Troubled by this, you immediately dispatch your quality manager to the customer to see this problem and determine the cause. During the course of the investigation your quality manager gathers data that shows that the problems occur almost immediately upon start up of the labeling line and then quickly disappear after a few hours, only to reappear again the next day when the line starts up again. Being a good quality manager and therefore a good detective (and problem solver), he or she asks to see the temperature and humidity readings for the labeling area during the time that the jams were occuring and when they ceased. The number of times that labels have jammed are plotted along with the recorded relative humidity at the time of the label jams.

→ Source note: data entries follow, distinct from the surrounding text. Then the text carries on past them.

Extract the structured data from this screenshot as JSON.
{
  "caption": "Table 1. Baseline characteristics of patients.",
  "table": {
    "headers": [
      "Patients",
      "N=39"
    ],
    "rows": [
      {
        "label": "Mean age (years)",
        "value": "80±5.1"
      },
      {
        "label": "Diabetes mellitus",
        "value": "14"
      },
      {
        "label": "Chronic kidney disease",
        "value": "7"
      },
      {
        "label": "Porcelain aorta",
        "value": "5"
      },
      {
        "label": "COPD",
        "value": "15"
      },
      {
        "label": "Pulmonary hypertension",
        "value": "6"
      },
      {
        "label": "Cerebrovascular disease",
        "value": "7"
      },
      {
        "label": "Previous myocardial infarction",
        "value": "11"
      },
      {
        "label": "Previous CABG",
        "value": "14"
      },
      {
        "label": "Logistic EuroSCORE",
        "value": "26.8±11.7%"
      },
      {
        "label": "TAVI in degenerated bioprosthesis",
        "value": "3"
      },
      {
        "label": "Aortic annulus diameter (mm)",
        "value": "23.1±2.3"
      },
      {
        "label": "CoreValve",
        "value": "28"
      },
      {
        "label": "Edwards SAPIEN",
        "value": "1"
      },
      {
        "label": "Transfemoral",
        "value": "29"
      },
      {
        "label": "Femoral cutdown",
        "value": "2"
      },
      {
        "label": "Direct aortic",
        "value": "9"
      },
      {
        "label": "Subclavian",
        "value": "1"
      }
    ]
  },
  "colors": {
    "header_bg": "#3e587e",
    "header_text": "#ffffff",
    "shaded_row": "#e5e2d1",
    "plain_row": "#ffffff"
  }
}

It is noted that the relative humidity is very low, as it can be during the winter, and gradually increases during the morning as the heating and air conditioning equipment gradually humidifies the ambient air. At night the HVAC is shut off and the humidity levels drop. When humidity levels are low, the frequency of label jams increases significantly. When the humidity increases the frequency of label jams begins to drop.
Armed with this data your quality manager surmises that low humidity is somehow related to the problem and asks your customer not to turn the HVAC off that night. The following morning the line starts up and, with humidity levels within normal range, the labels that had been jamming now run without incident.
It hasn't been shown to be a direct cause and effect relationship, but the data suggests that low humidity is somehow contributing to the label jams, perhaps due to a slight static charge that is causing the leading edge of the label to curl back toward the peel bar.
These are just a few of many tools that you can use to improve your processes. Like any tool, they're useless if they're not used and can be dangerous if used improperly. Master these few tools and you can build a stronger foundation for your business.